Il faut savoir qu’un enfant traumatisé ne se plaint pas. Passé cette phase initiale, marquée par l’événement inaugural, une phase de latence peut s’installer, pendant laquelle l’absence de symptômes ne doit pas faire retomber la vigilance. Chez ces enfants fragilisés, un harcèlement, le décès d'un proche, ou d’autres événements peuvent réactiver le trauma et conduire au TSPT.
Quel type de suivi et quel accompagnement mettre en place sur le long terme ?
Un suivi de proximité au long cours peut être réalisé par un professionnel de santé non médecin. L’entourage doit rester vigilant aux signaux d’alerte, même faibles, pouvant marquer une réactivation et l’installation de troubles pouvant se chroniciser. De l’agressivité, des troubles du sommeil, de mauvais résultats scolaires peuvent être annonciateurs de la mise en place de troubles associés à un trauma datant de plusieurs mois ou plusieurs années.
Au moindre signe, il faut pouvoir les adresser rapidement à un médecin spécialisé. Si des études ont documenté les traumas des enfants dans la guerre - les enfants palestiniens auront aussi besoin d’un accompagnement spécialisé – on ne dispose pas de données cliniques sur les conséquences à long terme d’attaques ciblées avec prise d’otages.

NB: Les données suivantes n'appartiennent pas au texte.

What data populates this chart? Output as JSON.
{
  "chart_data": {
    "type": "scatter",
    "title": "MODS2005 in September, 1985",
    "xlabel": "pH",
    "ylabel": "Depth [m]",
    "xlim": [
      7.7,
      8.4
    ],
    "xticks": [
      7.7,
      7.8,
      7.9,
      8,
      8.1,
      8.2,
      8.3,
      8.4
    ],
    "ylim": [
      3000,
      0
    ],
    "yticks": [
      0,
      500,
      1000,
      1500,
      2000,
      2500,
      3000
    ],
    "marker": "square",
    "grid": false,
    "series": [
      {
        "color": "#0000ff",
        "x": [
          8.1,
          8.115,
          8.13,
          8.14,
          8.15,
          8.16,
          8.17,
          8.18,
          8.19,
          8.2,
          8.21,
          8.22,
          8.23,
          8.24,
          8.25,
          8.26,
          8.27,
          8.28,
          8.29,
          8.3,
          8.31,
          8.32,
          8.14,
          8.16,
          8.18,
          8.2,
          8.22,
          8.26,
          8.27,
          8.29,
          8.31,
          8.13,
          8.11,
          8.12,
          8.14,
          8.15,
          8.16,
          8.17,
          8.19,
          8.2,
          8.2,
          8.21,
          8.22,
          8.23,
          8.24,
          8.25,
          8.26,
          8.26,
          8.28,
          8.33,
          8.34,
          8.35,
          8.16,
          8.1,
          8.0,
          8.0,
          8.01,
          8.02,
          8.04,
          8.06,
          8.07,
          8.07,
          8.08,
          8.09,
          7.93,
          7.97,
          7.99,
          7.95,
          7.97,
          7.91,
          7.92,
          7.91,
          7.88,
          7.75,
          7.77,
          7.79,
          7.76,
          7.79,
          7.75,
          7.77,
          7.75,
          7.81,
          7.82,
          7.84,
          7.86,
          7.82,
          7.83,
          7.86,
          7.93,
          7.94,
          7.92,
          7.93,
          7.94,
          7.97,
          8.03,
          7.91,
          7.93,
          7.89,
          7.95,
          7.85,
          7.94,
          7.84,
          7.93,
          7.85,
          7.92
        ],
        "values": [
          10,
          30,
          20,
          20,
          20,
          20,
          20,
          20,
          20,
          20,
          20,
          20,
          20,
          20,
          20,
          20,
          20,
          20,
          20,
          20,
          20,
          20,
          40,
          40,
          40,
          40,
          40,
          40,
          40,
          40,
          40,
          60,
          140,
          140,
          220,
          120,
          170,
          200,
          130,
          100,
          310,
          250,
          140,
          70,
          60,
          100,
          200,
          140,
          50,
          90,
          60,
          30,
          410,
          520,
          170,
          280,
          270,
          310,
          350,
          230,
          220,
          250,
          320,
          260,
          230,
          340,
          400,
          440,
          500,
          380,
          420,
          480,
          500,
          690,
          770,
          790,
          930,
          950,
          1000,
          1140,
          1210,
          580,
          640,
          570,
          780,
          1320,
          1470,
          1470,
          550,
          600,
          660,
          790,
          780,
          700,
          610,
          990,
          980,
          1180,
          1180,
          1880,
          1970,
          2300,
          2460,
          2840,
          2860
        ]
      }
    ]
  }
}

En tant que spécialiste, êtes-vous optimiste pour ces enfants qui ont été confrontés au pire ?
Il est difficile de prévoir de quelle manière chacun évoluera. Les enfants subissant une intentionnalité par terrorisme sont parmi les plus exposés au TSPT, ils ont besoin d’un suivi de long terme. Les parents de ces enfants très fragilisés le sont également, ce qui est un facteur de vulnérabilité supplémentaire.
En premier lieu, il convient de réaliser une évaluation précise du trauma, incluant les troubles de la cognition et des relations sociales. Pour ceux qui ont besoin d’une psychothérapie, elle peut être conventionnelle, relationnelle ou cognitivo-comportementale.
Mais il ne faut pas tout psychiatriser. Le psychotrauma de l’enfant n’est pas seulement l’affaire de la pédopsychiatrie. Les activités de médiation, d’engagement collectif ou de création, si elles sont correctement encadrées, peuvent donner de très bons résultats. Des artistes tels que Imre Kertész, Maya Angelou et d’autres en sont la preuve vivante. Il ne faut pas se priver du pouvoir de l’art pour aider les enfants dans leur chemin de reconstruction. L’artistique est une formidable voie de résilience.